The film’s action unfolds in real time in a single location. Somewhere in present-day England, Janet (Kristin Scott Thomas) is throwing a party at her home to celebrate her appointment as the shadow minister of health in her liberal opposition party. As secrets are revealed and simmering resentments among her guests rise to the surface over the course of the gathering, Potter unfolds her film’s plot with expert precision while shining a light on various taboos and incongruities in contemporary Western liberalism.
The entire cast strikes the right balance between representing boilerplate aspects of liberal ideology and embodying fully realized human beings. Janet has sacrificed her relationship with her husband, Bill (Timothy Spall), to pursue her political career in an effort to put her beliefs into practice. Bill is an erstwhile feminist who has himself sacrificed a sterling academic career to support his wife’s political ambitions, becoming a shadow of himself in the process. Other liberal archetypes include April (Patricia Clarkson), a far-left radical who doesn’t believe in parliamentary politics, and her boyfriend, Gottfried (Bruno Ganz), a New Age life coach who disavows Western medicine and celebrate the virtues of male camaraderie. Gottfried’s outlook makes for some very sharp comedy as he denigrates England’s health care system at a party celebrating Janet’s appointment as its aspiring chief minister.
The film’s bravest choice is to expose its characters’ anxieties without offering any comprehensive solutions.
While everyone is on the same side of the political spectrum, the conflicts that arise over the course of the film are as much ideological as they are personal. Taking the maxim that “the personal is political” to its logical conclusion, the characters’ quarrels with one another are manifestations of minute yet deeply significant political differences. Jinny (Emily Mortimer) and Martha (Cherry Jones), a lesbian couple, argue about the advisability of having children, but what’s really at stake is the superiority of different waves of feminism. Bill’s declining health pits Janet’s rationalist belief in socialized medicine versus Gottfried’s healing practices. Marital disputes reveal underlying tensions between socialists like Bill and capitalists like Tom (Cillian Murphy), as well as between men and women, pointing to anxiety over the #MeToo movement and other forms of social, economic, and ideological splintering on the left and the damage it’s done to the liberal cause.

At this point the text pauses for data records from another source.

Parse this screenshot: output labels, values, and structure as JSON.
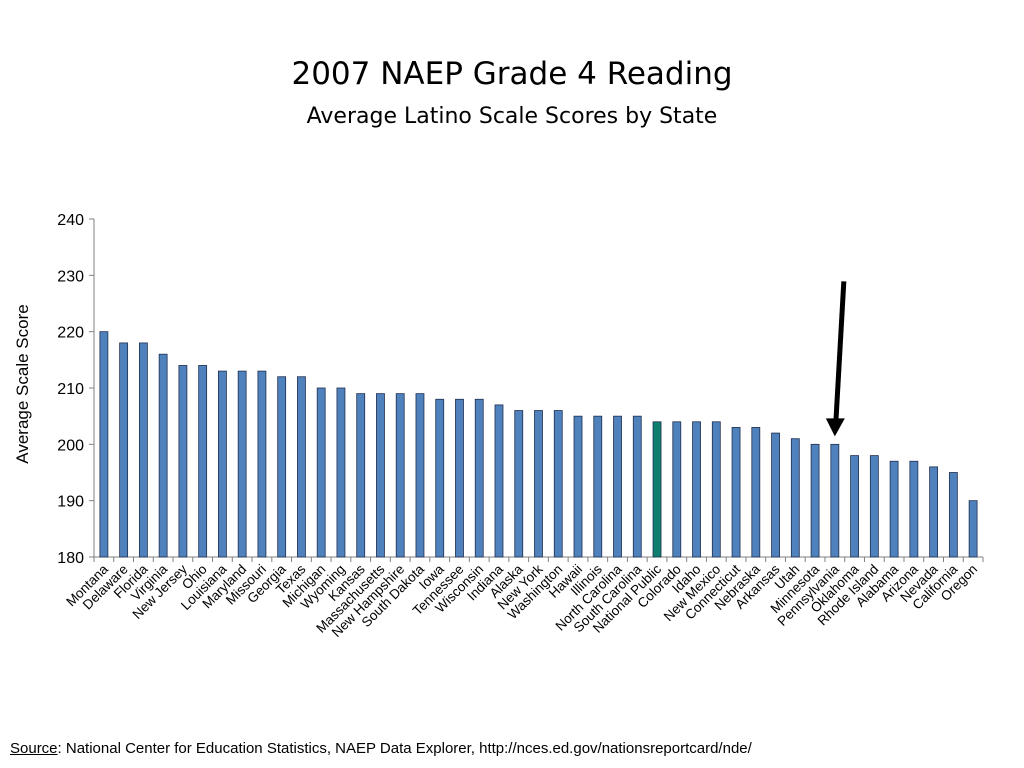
{
  "title": "2007 NAEP Grade 4 Reading",
  "subtitle": "Average Latino Scale Scores by State",
  "source": {
    "label": "Source",
    "text": ":  National Center for Education Statistics, NAEP Data Explorer, http://nces.ed.gov/nationsreportcard/nde/"
  },
  "colors": {
    "bar": "#4F81BD",
    "highlight_bar": "#0E7E6E",
    "bar_stroke": "#1F2F4F",
    "arrow": "#000000"
  },
  "chart_data": {
    "type": "bar",
    "title": "",
    "xlabel": "",
    "ylabel": "Average Scale Score",
    "ylim": [
      180,
      240
    ],
    "yticks": [
      180,
      190,
      200,
      210,
      220,
      230,
      240
    ],
    "grid": false,
    "categories": [
      "Montana",
      "Delaware",
      "Florida",
      "Virginia",
      "New Jersey",
      "Ohio",
      "Louisiana",
      "Maryland",
      "Missouri",
      "Georgia",
      "Texas",
      "Michigan",
      "Wyoming",
      "Kansas",
      "Massachusetts",
      "New Hampshire",
      "South Dakota",
      "Iowa",
      "Tennessee",
      "Wisconsin",
      "Indiana",
      "Alaska",
      "New York",
      "Washington",
      "Hawaii",
      "Illinois",
      "North Carolina",
      "South Carolina",
      "National Public",
      "Colorado",
      "Idaho",
      "New Mexico",
      "Connecticut",
      "Nebraska",
      "Arkansas",
      "Utah",
      "Minnesota",
      "Pennsylvania",
      "Oklahoma",
      "Rhode Island",
      "Alabama",
      "Arizona",
      "Nevada",
      "California",
      "Oregon"
    ],
    "values": [
      220,
      218,
      218,
      216,
      214,
      214,
      213,
      213,
      213,
      212,
      212,
      210,
      210,
      209,
      209,
      209,
      209,
      208,
      208,
      208,
      207,
      206,
      206,
      206,
      205,
      205,
      205,
      205,
      204,
      204,
      204,
      204,
      203,
      203,
      202,
      201,
      200,
      200,
      198,
      198,
      197,
      197,
      196,
      195,
      190
    ],
    "highlighted_category": "National Public",
    "annotation": {
      "type": "arrow",
      "points_to": "Pennsylvania"
    }
  }
}
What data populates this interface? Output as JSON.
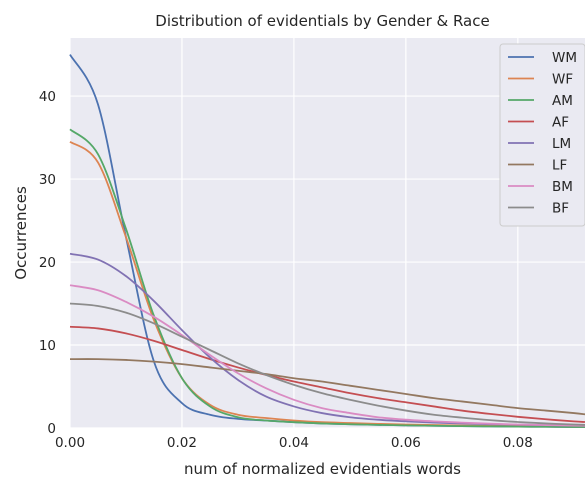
{
  "chart_data": {
    "type": "line",
    "title": "Distribution of evidentials by Gender & Race",
    "xlabel": "num of normalized evidentials words",
    "ylabel": "Occurrences",
    "xlim": [
      0.0,
      0.092
    ],
    "ylim": [
      0,
      47
    ],
    "grid": true,
    "legend_position": "top-right",
    "x_ticks": [
      {
        "value": 0.0,
        "label": "0.00"
      },
      {
        "value": 0.02,
        "label": "0.02"
      },
      {
        "value": 0.04,
        "label": "0.04"
      },
      {
        "value": 0.06,
        "label": "0.06"
      },
      {
        "value": 0.08,
        "label": "0.08"
      }
    ],
    "y_ticks": [
      {
        "value": 0,
        "label": "0"
      },
      {
        "value": 10,
        "label": "10"
      },
      {
        "value": 20,
        "label": "20"
      },
      {
        "value": 30,
        "label": "30"
      },
      {
        "value": 40,
        "label": "40"
      }
    ],
    "x": [
      0.0,
      0.005,
      0.01,
      0.015,
      0.02,
      0.025,
      0.03,
      0.035,
      0.04,
      0.045,
      0.05,
      0.055,
      0.06,
      0.065,
      0.07,
      0.075,
      0.08,
      0.085,
      0.09,
      0.092
    ],
    "series": [
      {
        "name": "WM",
        "color": "#4c72b0",
        "values": [
          45.0,
          39.0,
          23.0,
          8.0,
          3.0,
          1.6,
          1.1,
          0.9,
          0.7,
          0.55,
          0.45,
          0.38,
          0.32,
          0.27,
          0.23,
          0.2,
          0.17,
          0.15,
          0.13,
          0.12
        ]
      },
      {
        "name": "WF",
        "color": "#dd8452",
        "values": [
          34.5,
          32.0,
          23.0,
          13.0,
          6.0,
          2.8,
          1.6,
          1.2,
          0.9,
          0.7,
          0.6,
          0.5,
          0.42,
          0.36,
          0.3,
          0.26,
          0.22,
          0.19,
          0.16,
          0.15
        ]
      },
      {
        "name": "AM",
        "color": "#55a868",
        "values": [
          36.0,
          33.0,
          24.0,
          13.5,
          6.0,
          2.6,
          1.3,
          0.9,
          0.7,
          0.55,
          0.45,
          0.38,
          0.32,
          0.27,
          0.23,
          0.2,
          0.17,
          0.15,
          0.13,
          0.12
        ]
      },
      {
        "name": "AF",
        "color": "#c44e52",
        "values": [
          12.2,
          12.0,
          11.4,
          10.5,
          9.4,
          8.3,
          7.3,
          6.4,
          5.6,
          4.9,
          4.2,
          3.6,
          3.1,
          2.6,
          2.1,
          1.7,
          1.35,
          1.05,
          0.8,
          0.72
        ]
      },
      {
        "name": "LM",
        "color": "#8172b3",
        "values": [
          21.0,
          20.3,
          18.3,
          15.3,
          11.8,
          8.5,
          5.8,
          3.8,
          2.6,
          1.8,
          1.3,
          1.0,
          0.8,
          0.65,
          0.55,
          0.46,
          0.4,
          0.35,
          0.3,
          0.28
        ]
      },
      {
        "name": "LF",
        "color": "#937860",
        "values": [
          8.3,
          8.3,
          8.2,
          8.0,
          7.7,
          7.3,
          6.9,
          6.5,
          6.0,
          5.6,
          5.1,
          4.6,
          4.1,
          3.6,
          3.2,
          2.8,
          2.4,
          2.1,
          1.8,
          1.65
        ]
      },
      {
        "name": "BM",
        "color": "#da8bc3",
        "values": [
          17.2,
          16.6,
          15.2,
          13.4,
          11.2,
          8.8,
          6.6,
          4.8,
          3.4,
          2.4,
          1.8,
          1.3,
          1.0,
          0.8,
          0.65,
          0.52,
          0.42,
          0.35,
          0.29,
          0.27
        ]
      },
      {
        "name": "BF",
        "color": "#8c8c8c",
        "values": [
          15.0,
          14.7,
          13.9,
          12.6,
          11.0,
          9.4,
          7.8,
          6.4,
          5.2,
          4.2,
          3.4,
          2.7,
          2.1,
          1.6,
          1.25,
          0.95,
          0.72,
          0.55,
          0.42,
          0.38
        ]
      }
    ]
  }
}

Perhaps The Party’s bravest choice is to expose these anxieties without offering any comprehensive, optimistic solutions, revealing Potter’s genuine concern over the complex problems that she raises throughout the film. It would be easier to simply support one ideology at the expense of others or to blame such tensions on rival political beliefs. By eloquently and unflinchingly exposing the wounds on the left, Potter encourages viewers to struggle with the questions she raises in the film so as to come up with their own solutions. Rather than the passive lethargy that political cinema often inculcates in viewers by providing them with deceptively simple answers to often extremely nuanced questions, The Party forces its audience to continue grappling with these vital issues long after they’ve left the theater.